Потом в избу стали приходить мужики, беседовали о разных деревенских делах, «про хлеба, про покос, про старинушку», и мне не удалось более поговорить «по душам»с Митрием Ивановичем.
Я переночевал у него и рано утром ушел дальше.
СТАРОВЕРКА
Раннее утро, светает. Скрипит ворот у колодца, плещет ледяная вода.
Бабы в тулупах, закутанные в платки, идут по скрипучему снегу с ведрами.
Еще сумерки; на небе густые, мрачные тучи. Белый снег, засыпавший все окрестности и наваливший сугробами на крыши, отливает синим цветом и лиловыми тенями. На востоке багрово-красный горизонт. За околицей свищет ветер, через дорогу видны заячьи следы.
Входишь в деревню по уезженной дороге, идешь протоптанной дорожкой под избами; в окна заглядывают хозяева. Невольно приходится вглядываться в их любопытные лица, чтобы выбрать более ласковое и там попроситься передохнуть.
— Эй, чужак, заходи погреться!
Избенка маленькая, с черными гнилыми бревнами; покосилась и навалилась на хлев, тем только и держится, а то бы давно развалилась.
Вхожу сквозь низенькие сени внутрь. Небольшая комната; стены так мохом законопачены, точно заросли от старости. На потолке копоть и паутина.
Бедность, грязно; на старой бабе возле печки одни лохмотья.
Возле окна сидит хозяин, высокий парень в разодранной рубахе. Глаза глядят внимательно, сосредоточенно, но бодро, только промеж бровей залегла мрачная складка.
А возле стола, грустно облокотившись и подложив кулак под голову, сидит другой человек, по виду купец, одетый богато, в синей долгополой поддевке, с золотой цепочкой, в шелковой голубой рубахе; волосы кудрявые, светлая бородка, голубые душевные глаза. Перед ним на столе бутылка и два стаканчика.
После нескольких фраз короткого разговора купец придвинулся ко мне, положил руку на плечо и, глядя в глаза, сказал:
— Побратим, послушай! Я тебя озолочу, если ты мне поможешь! Ты человек чужестранный, ты и сделать это, поди, сумеешь. Побратим, помоги мне!

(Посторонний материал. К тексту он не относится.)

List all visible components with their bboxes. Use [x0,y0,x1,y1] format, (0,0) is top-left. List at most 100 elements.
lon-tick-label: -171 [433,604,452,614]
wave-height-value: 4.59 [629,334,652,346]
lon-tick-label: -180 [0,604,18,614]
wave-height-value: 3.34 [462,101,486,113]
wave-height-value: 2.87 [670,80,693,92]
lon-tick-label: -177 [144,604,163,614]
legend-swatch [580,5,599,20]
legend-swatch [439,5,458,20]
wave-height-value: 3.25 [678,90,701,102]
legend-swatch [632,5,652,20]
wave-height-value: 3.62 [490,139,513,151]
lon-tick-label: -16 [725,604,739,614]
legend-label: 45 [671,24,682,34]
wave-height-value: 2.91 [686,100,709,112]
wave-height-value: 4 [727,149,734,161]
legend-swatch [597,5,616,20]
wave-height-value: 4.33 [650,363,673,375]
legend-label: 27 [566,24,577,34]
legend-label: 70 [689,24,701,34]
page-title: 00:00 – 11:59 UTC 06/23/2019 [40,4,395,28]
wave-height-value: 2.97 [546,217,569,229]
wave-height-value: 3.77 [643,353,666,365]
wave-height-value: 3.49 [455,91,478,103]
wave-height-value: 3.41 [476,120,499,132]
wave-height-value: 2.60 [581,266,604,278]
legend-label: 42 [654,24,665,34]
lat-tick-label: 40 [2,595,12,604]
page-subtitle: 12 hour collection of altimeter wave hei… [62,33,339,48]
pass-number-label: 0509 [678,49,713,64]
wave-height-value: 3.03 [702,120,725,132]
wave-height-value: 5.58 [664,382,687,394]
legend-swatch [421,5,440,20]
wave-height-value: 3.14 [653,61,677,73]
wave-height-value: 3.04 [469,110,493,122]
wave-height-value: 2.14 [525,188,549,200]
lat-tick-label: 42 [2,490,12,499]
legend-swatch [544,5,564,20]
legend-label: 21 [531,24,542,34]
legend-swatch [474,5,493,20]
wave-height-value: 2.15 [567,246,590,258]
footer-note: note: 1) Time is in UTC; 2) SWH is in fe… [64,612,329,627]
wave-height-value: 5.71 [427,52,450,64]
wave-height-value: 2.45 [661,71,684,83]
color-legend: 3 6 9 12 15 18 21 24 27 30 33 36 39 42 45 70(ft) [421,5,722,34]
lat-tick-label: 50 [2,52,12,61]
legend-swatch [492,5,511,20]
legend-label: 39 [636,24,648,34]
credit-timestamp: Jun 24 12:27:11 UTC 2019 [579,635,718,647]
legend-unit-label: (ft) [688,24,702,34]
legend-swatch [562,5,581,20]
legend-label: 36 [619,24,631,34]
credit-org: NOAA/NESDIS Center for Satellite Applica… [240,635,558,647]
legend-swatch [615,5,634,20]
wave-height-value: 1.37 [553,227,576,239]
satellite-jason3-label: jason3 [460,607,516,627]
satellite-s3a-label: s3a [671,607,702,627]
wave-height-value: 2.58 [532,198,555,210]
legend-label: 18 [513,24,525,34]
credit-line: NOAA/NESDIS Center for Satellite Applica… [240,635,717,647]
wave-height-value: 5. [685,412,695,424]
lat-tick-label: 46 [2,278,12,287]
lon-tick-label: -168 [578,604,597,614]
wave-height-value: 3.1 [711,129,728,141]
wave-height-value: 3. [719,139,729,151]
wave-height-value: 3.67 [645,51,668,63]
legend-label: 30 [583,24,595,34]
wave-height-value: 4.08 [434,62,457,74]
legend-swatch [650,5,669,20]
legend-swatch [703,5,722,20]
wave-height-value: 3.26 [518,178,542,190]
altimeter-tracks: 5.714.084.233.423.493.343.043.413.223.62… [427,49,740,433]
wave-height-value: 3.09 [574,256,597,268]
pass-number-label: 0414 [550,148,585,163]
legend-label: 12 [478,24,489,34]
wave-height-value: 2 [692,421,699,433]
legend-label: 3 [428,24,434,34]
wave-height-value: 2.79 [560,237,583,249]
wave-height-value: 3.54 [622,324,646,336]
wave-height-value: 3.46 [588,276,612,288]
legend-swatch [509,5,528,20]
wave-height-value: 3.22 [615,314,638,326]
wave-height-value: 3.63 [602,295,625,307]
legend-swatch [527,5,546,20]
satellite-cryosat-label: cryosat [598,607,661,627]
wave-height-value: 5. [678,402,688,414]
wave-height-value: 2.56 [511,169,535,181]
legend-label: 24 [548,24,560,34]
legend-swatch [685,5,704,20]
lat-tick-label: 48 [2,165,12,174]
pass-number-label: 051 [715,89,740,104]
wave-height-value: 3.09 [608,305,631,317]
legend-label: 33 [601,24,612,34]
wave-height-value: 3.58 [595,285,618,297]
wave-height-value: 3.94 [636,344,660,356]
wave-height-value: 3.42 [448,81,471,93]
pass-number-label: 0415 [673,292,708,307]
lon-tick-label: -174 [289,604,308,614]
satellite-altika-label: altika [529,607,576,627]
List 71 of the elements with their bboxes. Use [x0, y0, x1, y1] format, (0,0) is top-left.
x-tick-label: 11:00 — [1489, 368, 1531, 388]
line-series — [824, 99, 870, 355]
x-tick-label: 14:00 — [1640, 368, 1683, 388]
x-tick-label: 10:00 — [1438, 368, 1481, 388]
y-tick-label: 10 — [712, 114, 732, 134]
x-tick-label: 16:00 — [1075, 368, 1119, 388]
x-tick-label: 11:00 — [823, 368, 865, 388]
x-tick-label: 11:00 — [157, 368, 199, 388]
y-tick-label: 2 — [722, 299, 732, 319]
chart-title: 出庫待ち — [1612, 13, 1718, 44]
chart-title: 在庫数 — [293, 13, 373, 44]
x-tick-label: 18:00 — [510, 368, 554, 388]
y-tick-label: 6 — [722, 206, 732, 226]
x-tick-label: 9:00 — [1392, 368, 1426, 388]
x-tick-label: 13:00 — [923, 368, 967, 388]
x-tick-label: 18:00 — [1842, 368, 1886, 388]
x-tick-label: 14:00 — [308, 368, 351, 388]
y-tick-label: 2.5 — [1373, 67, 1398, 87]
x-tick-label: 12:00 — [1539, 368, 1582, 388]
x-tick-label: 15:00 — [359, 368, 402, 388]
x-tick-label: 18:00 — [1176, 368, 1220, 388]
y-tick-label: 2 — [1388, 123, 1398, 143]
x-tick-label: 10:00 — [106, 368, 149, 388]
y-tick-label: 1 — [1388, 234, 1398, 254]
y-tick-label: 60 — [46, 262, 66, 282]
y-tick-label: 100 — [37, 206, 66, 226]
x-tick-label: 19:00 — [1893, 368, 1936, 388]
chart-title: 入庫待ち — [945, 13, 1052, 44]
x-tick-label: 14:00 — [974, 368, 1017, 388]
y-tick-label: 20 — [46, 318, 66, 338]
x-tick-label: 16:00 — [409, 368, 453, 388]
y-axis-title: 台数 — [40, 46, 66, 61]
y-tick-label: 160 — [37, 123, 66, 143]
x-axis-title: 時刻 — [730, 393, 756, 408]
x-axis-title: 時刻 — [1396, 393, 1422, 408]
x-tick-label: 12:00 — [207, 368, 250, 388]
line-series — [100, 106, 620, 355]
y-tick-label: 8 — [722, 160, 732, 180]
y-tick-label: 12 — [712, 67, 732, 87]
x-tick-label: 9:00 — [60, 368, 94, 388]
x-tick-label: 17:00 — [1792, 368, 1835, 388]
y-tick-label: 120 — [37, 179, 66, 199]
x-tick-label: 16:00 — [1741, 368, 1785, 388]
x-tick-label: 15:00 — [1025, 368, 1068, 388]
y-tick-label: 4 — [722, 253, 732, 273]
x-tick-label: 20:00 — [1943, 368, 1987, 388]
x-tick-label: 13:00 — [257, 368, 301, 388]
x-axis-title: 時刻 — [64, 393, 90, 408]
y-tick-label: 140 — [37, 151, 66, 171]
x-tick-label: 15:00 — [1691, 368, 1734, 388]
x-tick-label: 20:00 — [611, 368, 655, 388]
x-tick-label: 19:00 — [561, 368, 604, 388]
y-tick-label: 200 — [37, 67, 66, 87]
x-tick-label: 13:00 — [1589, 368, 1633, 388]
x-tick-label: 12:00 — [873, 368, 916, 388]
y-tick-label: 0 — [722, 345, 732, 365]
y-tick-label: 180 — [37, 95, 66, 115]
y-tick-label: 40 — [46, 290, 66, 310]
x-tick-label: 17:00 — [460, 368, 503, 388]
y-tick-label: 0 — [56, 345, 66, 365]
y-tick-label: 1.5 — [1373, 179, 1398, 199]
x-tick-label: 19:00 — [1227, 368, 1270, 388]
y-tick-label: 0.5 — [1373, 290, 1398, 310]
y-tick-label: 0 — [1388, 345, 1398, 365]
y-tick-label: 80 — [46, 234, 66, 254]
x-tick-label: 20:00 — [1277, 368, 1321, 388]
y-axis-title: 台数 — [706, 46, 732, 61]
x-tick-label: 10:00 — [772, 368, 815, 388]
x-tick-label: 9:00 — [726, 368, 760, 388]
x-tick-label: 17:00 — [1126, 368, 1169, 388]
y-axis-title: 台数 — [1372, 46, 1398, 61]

— Если чем могу помочь, так и без денег помогу.
— Слушай! Есть у нас купец, богатеющий сталовер. Туровский — его зовут, слышал, поди? Три сына у него, дуб дуба чище молодцы. Каждого он выделил, каждому свою усадьбу дал. И есть у него дочь Агриппина. Вышла Агриппина замуж за прикащика Туровского; выделил он и им имение. Да недолго прожили вместе, уморила мужа сталоверка, ума лишился, замешался совсем и помер. И случилась такая беда, что увидал я сталоверку молодую вдову: высокая, голову гордо несет, глаза темные, ресницы приспущены и на губах усмешка. Сказал я себе тогда: вот мне жена, женюсь я на ней…
Что ж, я капиталом не меньше ее, три дома у меня каменных, два завода, село свое есть и мельница. Дело долго не затянулось; перед Рождеством я ее увидел, а после Рождества мы и обвенчались. Родился сын у нас. Жили мы сперва ничего, а скоро стало и жестко нам.
«Сталоверка, говорит она, я, да и только! И ты, говорит, должен в нашу веру оборотиться…»Я любил ее, конешно, а сладить с ней не смог! В церковь нашу она меня не пускала. Ну, коли она уедет в воскресенье кататься, я тем временем сбегаю на погост, с полверсты он от нас будет, не больше. Узнала она про это. Один раз меня не было дома, я в город по своим делам уехал. Приказала она заложить сани и сказала, что кататься поедет. А кататься она любила. Села и укатила и сына с собой взяла. Вернулся я, нахожу записку: «Прощай навсегда. Не сумел меня подогнуть, так и не удержать подавно. А с никонианцем жить не хочу».
Сперва я был как бешеный! Чего я ни делал, и полицией, и судом хотел ее вытребовать, и к ней ездил. Приехал раз под ее окно в беговых дрожках.
Окно раскрыто, в окне сынок сидит. И узнал меня, закричал: «вон тятька приехал!» Да сама подбежала: «Врешь ты, это не твой тятька; твой тятька давно умер!»— схватила его в охапку и унесла. А тут собаки были спущены, мой жеребец испугался и понес дрожки…
На сталоверку я рукой махнул, с ней ладу не будет, она с норовом. Да там еще появился около нее какой-то начетчик, или прикащик, с ней все время вместе ездит. Они уже, видно, сговорились и поладили. А вот сын! Я думаю о нем день и ночь, сон в голову нейдет, сердце кровью обливается.
Решил я его выкрасть. Найду людей, которые это сделают. Мне самому туда нельзя сунуться, меня там всякая собака знает. А вот кто чужой мог бы это сделать? Возьмись за это молодец хороший: коли выкрадешь сына, сто рублей денег дам!..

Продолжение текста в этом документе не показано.